Compte à rebours d’une disparition annoncée
En somme, le monde de Mohammed était déjà en marche en 2012/2013…Un monde qui présente une offre télévisuelle avec dynamique de non linéarisation , avec diversification de plateformes ou supports de visionnage, aboutissant à des contenus personnalisés, de haute qualité technique (image, son, débit…), adaptés à chaque consommateur selon ses choix de supports de consommation, ses moments préférés pour consommer tel ou tel type de contenus, selon sa propre programmation, tenant compte de sa ou ses langues d’accès etc.

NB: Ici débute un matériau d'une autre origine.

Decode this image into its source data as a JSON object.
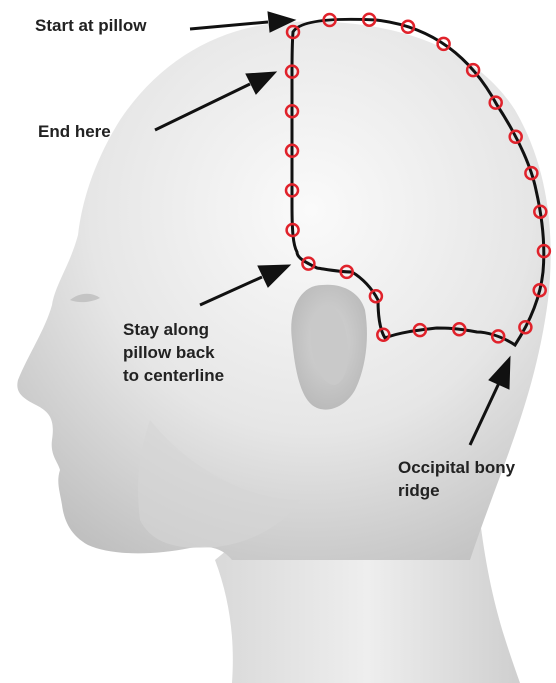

A l’origine de ce bouleversement, par rapport aux débuts du 21ème siècle, fût l’Internet qui vite s’engouffra dans le grand écart qui existait alors entre ce que les consommateurs médias demandaient et ce que l’industrie médiatique, télévision en tête, proposait… « On regardera toujours la télévision de manière linéaire, en direct, pour la finale du championnat du football américain ou pour les événements d’actualité, mais si vous êtes le propriétaire d’une station de télévision, vous êtes dans la même position qu’un journal, il y aura d’autres moyens de regarder les contenus et vous allez rencontrer des difficultés », prévenait alors, en 2013, comme par prophétie, un analyste américain (Jim Nail) réputé spécialiste de la médiasphère mondiale. Pas si prophétique que cela finalement puisque, en 2013 déjà, audiences et annonceurs à travers le monde devenaient de plus en plus nombreux à prendre leur chemin vers ces supports « personnalisés », qui offrent « vitesse et confort personnalisés », pour reprendre le slogan publicitaire d’ « Elle », le laptop- œil chinois qui a tant séduit Mohammed.

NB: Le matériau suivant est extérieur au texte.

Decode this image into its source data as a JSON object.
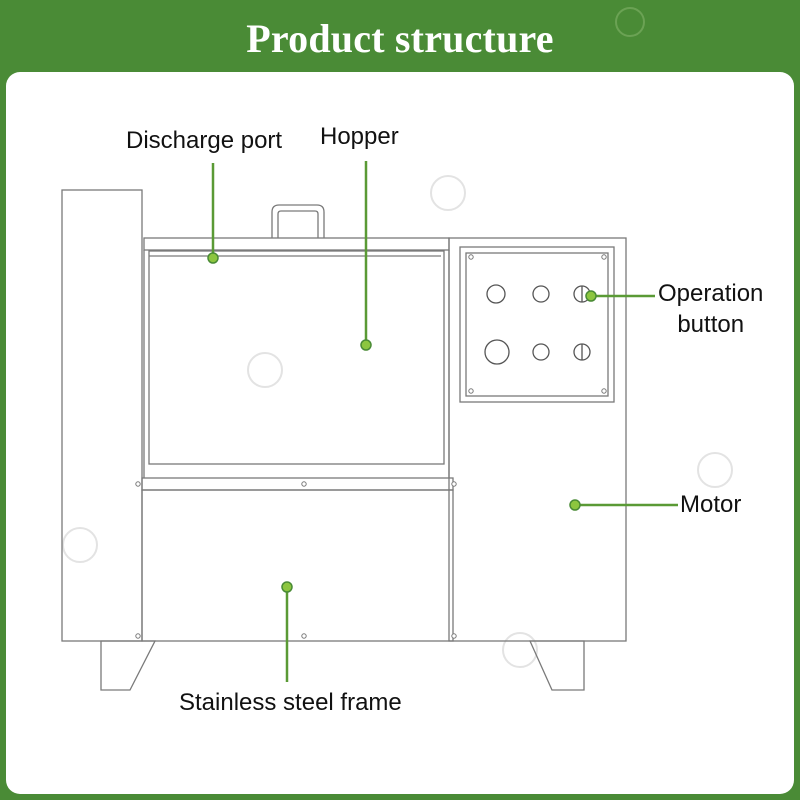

Alors, vous, qui êtes de ce jour, en l’an de grâce 2013, êtes-vous en mesure de lire dans vos technologies et usages actuels, les signes avant-coureurs du monde de demain, le monde de Mohamed? Un monde qui conjugue au passé télévision câblée, télécommande (canne d’assisté de l’homme du 20ème siècle!), équipements d’appoint ou de secours (1er écran, 2ème écran, plasma TV, iPad…). Un monde dépassé où la satisfaction de vos besoins en contenus audiovisuels est planifiée d’avance par des politiques (« politiques publiques » pour « Radiotélévision de service public »), par des régulateurs, avec une offre soumise à une programmation dans le temps, à un plan d’offre (diffusion) qui ne vous demande guère votre avis et qui, comme les trains, décide seul des horaires de départ et d’arrivée, des escales (pubs) comme de changements d’horaires saisonniers…

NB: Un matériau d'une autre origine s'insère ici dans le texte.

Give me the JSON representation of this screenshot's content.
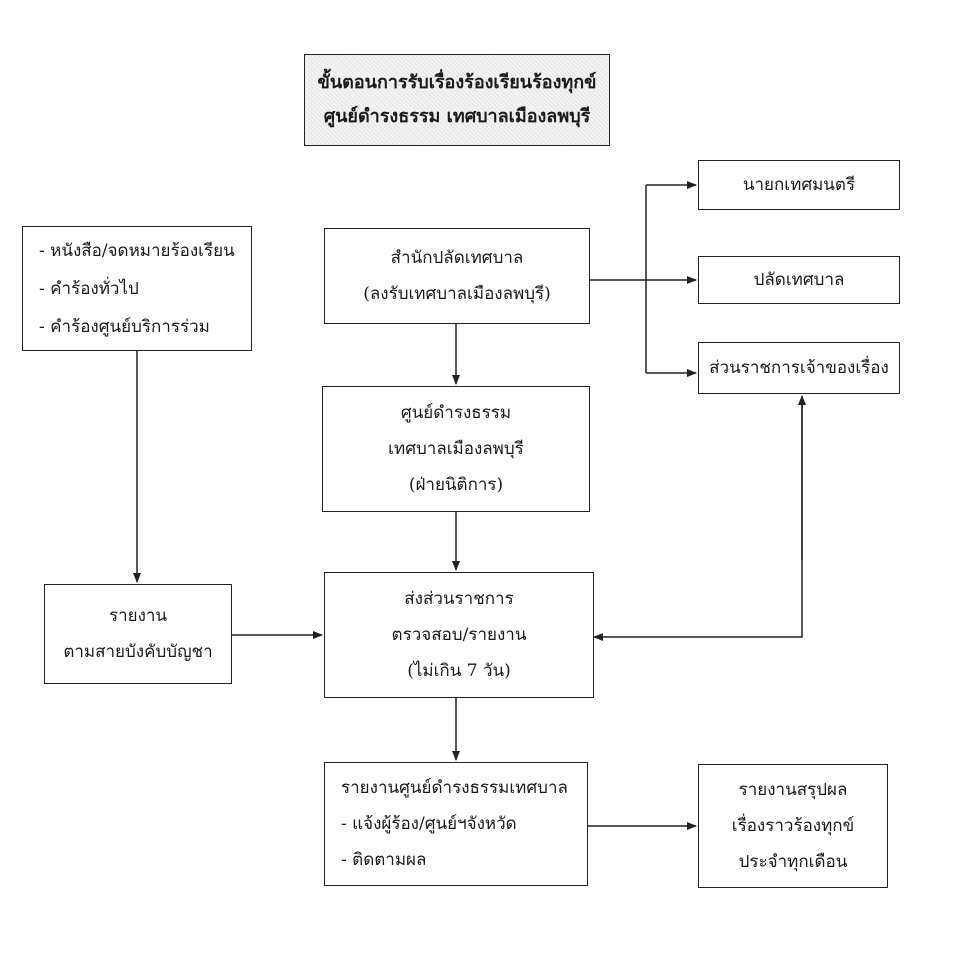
{
  "title": {
    "line1": "ขั้นตอนการรับเรื่องร้องเรียนร้องทุกข์",
    "line2": "ศูนย์ดำรงธรรม เทศบาลเมืองลพบุรี"
  },
  "boxes": {
    "sources": {
      "lines": [
        "- หนังสือ/จดหมายร้องเรียน",
        "- คำร้องทั่วไป",
        "- คำร้องศูนย์บริการร่วม"
      ]
    },
    "office": {
      "lines": [
        "สำนักปลัดเทศบาล",
        "(ลงรับเทศบาลเมืองลพบุรี)"
      ]
    },
    "mayor": {
      "lines": [
        "นายกเทศมนตรี"
      ]
    },
    "clerk": {
      "lines": [
        "ปลัดเทศบาล"
      ]
    },
    "department": {
      "lines": [
        "ส่วนราชการเจ้าของเรื่อง"
      ]
    },
    "center": {
      "lines": [
        "ศูนย์ดำรงธรรม",
        "เทศบาลเมืองลพบุรี",
        "(ฝ่ายนิติการ)"
      ]
    },
    "chain_report": {
      "lines": [
        "รายงาน",
        "ตามสายบังคับบัญชา"
      ]
    },
    "forward": {
      "lines": [
        "ส่งส่วนราชการ",
        "ตรวจสอบ/รายงาน",
        "(ไม่เกิน 7 วัน)"
      ]
    },
    "center_report": {
      "lines": [
        "รายงานศูนย์ดำรงธรรมเทศบาล",
        "- แจ้งผู้ร้อง/ศูนย์ฯจังหวัด",
        "- ติดตามผล"
      ]
    },
    "monthly_summary": {
      "lines": [
        "รายงานสรุปผล",
        "เรื่องราวร้องทุกข์",
        "ประจำทุกเดือน"
      ]
    }
  }
}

Vous pouvez dès maintenant entrevoir la marche du futur, le monde du jeune Mohammed, un monde qui parlera au passé des chaines satellitaires « on line » (à quelques survivants près, peut-être pour le sport et les actualités politiques et boursières), de la DSL (« Digital Subscriber Line »), des câblodistributeurs qui, pour l’instant, font le bonheur de la VOD et une probable faillite des chaines traditionnelles…IL vous suffit d’y croire… Toute performance envisagée au futur, n’a-t-elle pas à l’origine une foi, la croyance de ceux qui l’envisagent ou rêvent qu’ils sont capables de l’atteindre? Demandez à l’Homme qui foule de ses pieds la surface de la lune et bientôt Mars… Demandez à l’ingénieur/peintre médiéval Léonardo Da Vinci, ancêtre des aviateurs… Demandez à Usein Bolt qui risque d’être celui qui annonce de nos jours le futur d’un coureur de 100m à moins de 9 secondes, 8, 7… Compte à rebours pour la disparition de la télévision, radio, régulation, cahiers des charges, grille des programmes, etc. … Ne raisonne-t-il pas déjà dans vos oreilles ce compte à rebours? Sommes-nous à 100 mètres de la disparition de notre présent audiovisuel actuel ? A vous de jauger, juger, mesurer et chronométrer…L’inouï qui arrive!
Pr. Jamal Eddine NAJI.
Fondateur de la Chaire Unesco en communication publique et communautaire.Rabat.